The program itself allows students to take graduate-level courses once accepted, which is usually during their senior year of undergraduate education. By the end of their undergraduate graduation, students can fulfill up to half of the requirements for a master’s degree.
For a traditional four-year undergraduate student, this program would mean that they would receive their master’s degree only one year after receiving their bachelor’s degree. This both shaves a year off of school time and saves students considerable amounts of money by taking graduate courses at the cheaper undergraduate tuition prices.
The issue for students, especially those with transferred credits, double majors, minors or other academic programs, are the program’s regulations around how many credits an undergraduate student can take. If that sounds vague, that’s because it is. According to the current graduate school academic regulations, combined program master’s classes may only be shared with classes already required for the participating student’s bachelor’s degree, either through major requirements or free electives.
This makes sense; it functions like a dual enrollment program for high school students. However, the regulations become muddied when factoring in undergraduate credit limits. The graduate regulations elaborate that “students who complete their bachelor's degree with over 120 credits may be limited in the number of graduate credits shared through free electives.”
What this actually means for students interested in the program is wildly different depending on who you ask.

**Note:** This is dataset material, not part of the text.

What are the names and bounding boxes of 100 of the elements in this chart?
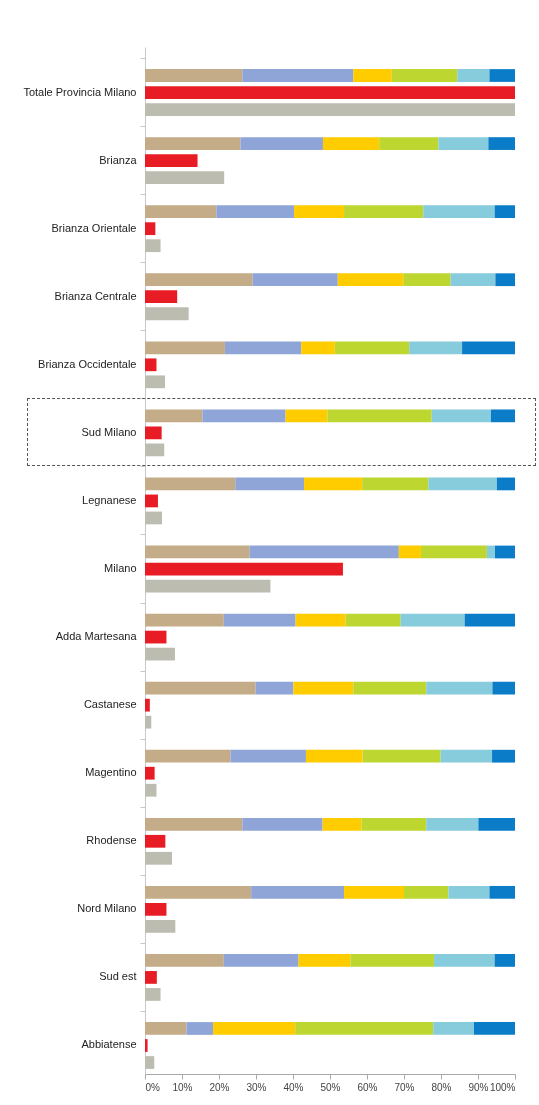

I have been told by certain advisors and faculty that this rule only applies to courses shared through free electives and going over this 122 credit limit does not apply to courses shared through major requirements — which is what the graduate requirements seem to reflect.
On the other hand, I have received many contrary explanations that if a student goes over 122 credits, a number often discussed by advisors but not stipulated specifically within online resources, they would not be able to share credits at all. This is true regardless of if the graduate classes were shared through undergraduate major requirements or free electives.
These answers are wildly conflicting; they make the difference between being able to do the program and not. Operating under the latter interpretation, I would not be able to do the program.
Even the recruitment advisor for the School of Public Affairs combined programs was unclear on the interpretation of these regulations and how they might affect potential students.
As someone who transferred many credits from Advanced Placement and community college courses, my free electives are already accounted for, and I cannot graduate with under 122 credits. This is because most did not count for core or major requirements, and many transferred into the University as two courses each, resulting in six credits transferred per AP class.
I had been operating under the assumption I could not do the program until some students and myself contacted the Associate Dean of Education in the SPA for clarity. Here, we were referred to the graduate regulations and were told this credit maximum only applied to sharing via elective courses.
However, after learning this and sending follow up communications, the dean referred us back to undergraduate advising, whose conflicting information prompted us to contact higher administrative advice in the first place.
The credit requirement to graduate with an undergraduate degree alone is 120 — this being the minimum, not the maximum. Offering a measly two-credit leeway, the combined program turns away ambitious students of all kinds for taking on heavy undergraduate course loads or transferring college-level classes from high school.
By the time students are informed of this policy — which is not clearly stated in advertising material — they cannot un-transfer credits and often do not want to drop double majors, minors or other academic programs.
It seems ironic that some of the most academically ambitious students at American University are possibly locked out of a program supposedly built for them. The limitations for students graduating with over 122 credits is egregious if true, and unclear if not. The combined programs at AU need to reevaluate their rules and consider why this policy and communication around it is harmful to many prospective students.
Jelinda Montes is a sophomore in the School of Public Affairs and School of Communication and a columnist for The Eagle.